There are two things that I recommend when it comes to improving student's writing. The first is the oral rehearsal of sentences, and the second is to manipulate the language before you commit it to the page or screen.
Oral rehearsal of the sentences is actually saying the sentence out loud before students write it or type it. There are a couple of reasons why they should do this.
Firstly, it allows students to iron out any sentence problems before it is committed to paper or the screen. Practising the sentence by speaking it will enable you to hear whether the sentence makes sense. Whether it flows. If there are parts that need to be changed. Whether or not it is grammatically correct.
Another reason to speak before writing is that it will identify knowledge gaps very quickly. A favourite saying I've used for a long time is that you cannot write what you cannot say. You cannot say what you can't think. And you cannot think what you don't know. If students can't finish a sentence when talking, they will quickly realise they need more information before picking up a pen.

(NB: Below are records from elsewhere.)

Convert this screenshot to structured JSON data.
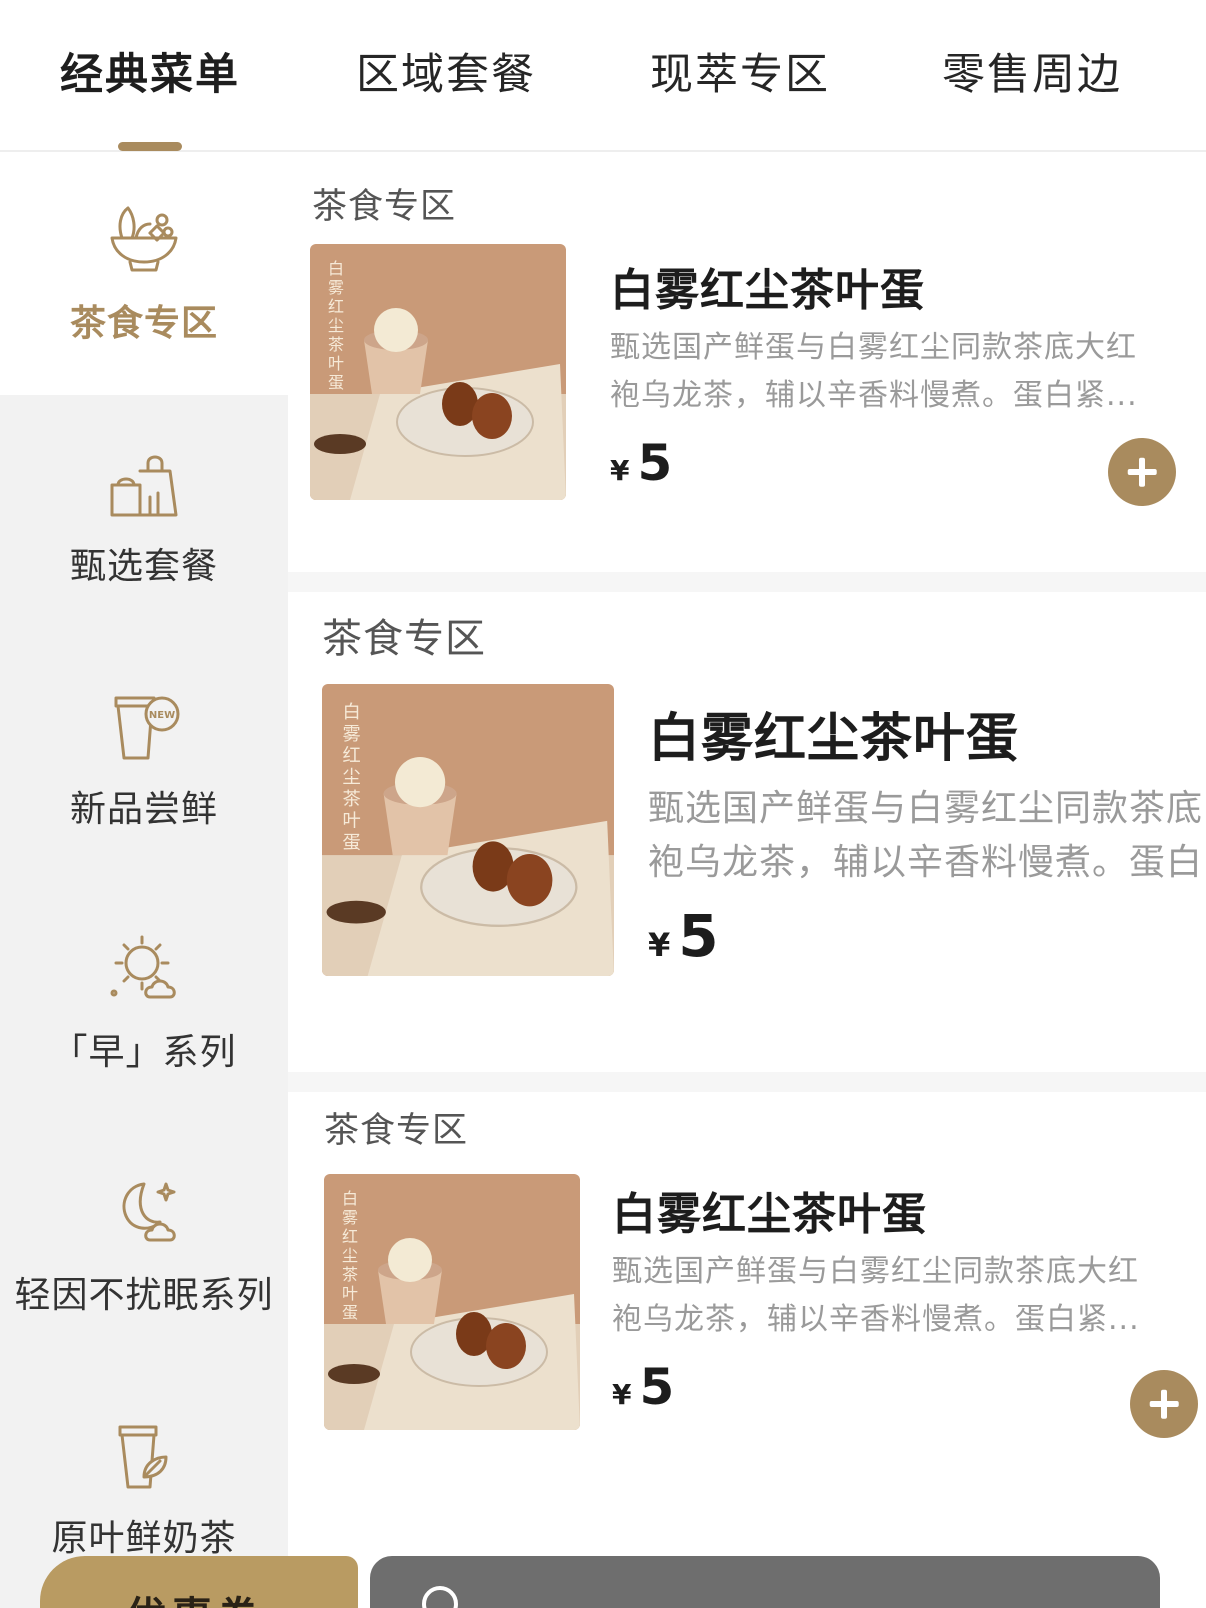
{
  "top_tabs": [
    {
      "label": "经典菜单",
      "active": true
    },
    {
      "label": "区域套餐",
      "active": false
    },
    {
      "label": "现萃专区",
      "active": false
    },
    {
      "label": "零售周边",
      "active": false
    }
  ],
  "sidebar": {
    "items": [
      {
        "label": "茶食专区",
        "icon": "salad-bowl-icon",
        "active": true
      },
      {
        "label": "甄选套餐",
        "icon": "shopping-bags-icon",
        "active": false
      },
      {
        "label": "新品尝鲜",
        "icon": "new-cup-icon",
        "active": false
      },
      {
        "label": "「早」系列",
        "icon": "sun-cloud-icon",
        "active": false
      },
      {
        "label": "轻因不扰眠系列",
        "icon": "moon-cloud-icon",
        "active": false
      },
      {
        "label": "原叶鲜奶茶",
        "icon": "leaf-cup-icon",
        "active": false
      }
    ]
  },
  "products": [
    {
      "section": "茶食专区",
      "name": "白雾红尘茶叶蛋",
      "desc_line1": "甄选国产鲜蛋与白雾红尘同款茶底大红",
      "desc_line2": "袍乌龙茶，辅以辛香料慢煮。蛋白紧...",
      "currency": "¥",
      "price": "5",
      "image_caption": "白雾红尘茶叶蛋"
    },
    {
      "section": "茶食专区",
      "name": "白雾红尘茶叶蛋",
      "desc_line1": "甄选国产鲜蛋与白雾红尘同款茶底",
      "desc_line2": "袍乌龙茶，辅以辛香料慢煮。蛋白",
      "currency": "¥",
      "price": "5",
      "image_caption": "白雾红尘茶叶蛋"
    },
    {
      "section": "茶食专区",
      "name": "白雾红尘茶叶蛋",
      "desc_line1": "甄选国产鲜蛋与白雾红尘同款茶底大红",
      "desc_line2": "袍乌龙茶，辅以辛香料慢煮。蛋白紧...",
      "currency": "¥",
      "price": "5",
      "image_caption": "白雾红尘茶叶蛋"
    }
  ],
  "bottom_bar": {
    "coupon_label": "优惠券"
  },
  "colors": {
    "accent": "#a98b5e",
    "sidebar_bg": "#f2f2f2",
    "cart_bar": "#6e6e6e"
  }
}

The final reason I have to offer is that it saves students time. Writing without pausing to process what you mean to say is difficult. And once students have established their writing, they are often reluctant to spend time fixing up something in which they have invested a lot of time and energy.
So an oral rehearsal of sentences saves a lot of time down the track. It allows students to test out their words before committing to some degree of permanency.
The second thing that is very helpful with writing development is manipulating language. That is, playing around with the order of words. These exercises are where the sentence starters featured in the How to write what you want to say... series come into their own.
Have your students look at the notes they have made in their graphic organisers and then have a few goes at putting those notes into sentences. Perhaps they will start with a sentence starter. Maybe they will start with the information. They could combine two bullet points together or even try to connect three points.
This should also be rehearsed out loud, as it's very fast and easy to play around with the sentence structure when you don't have to write it down.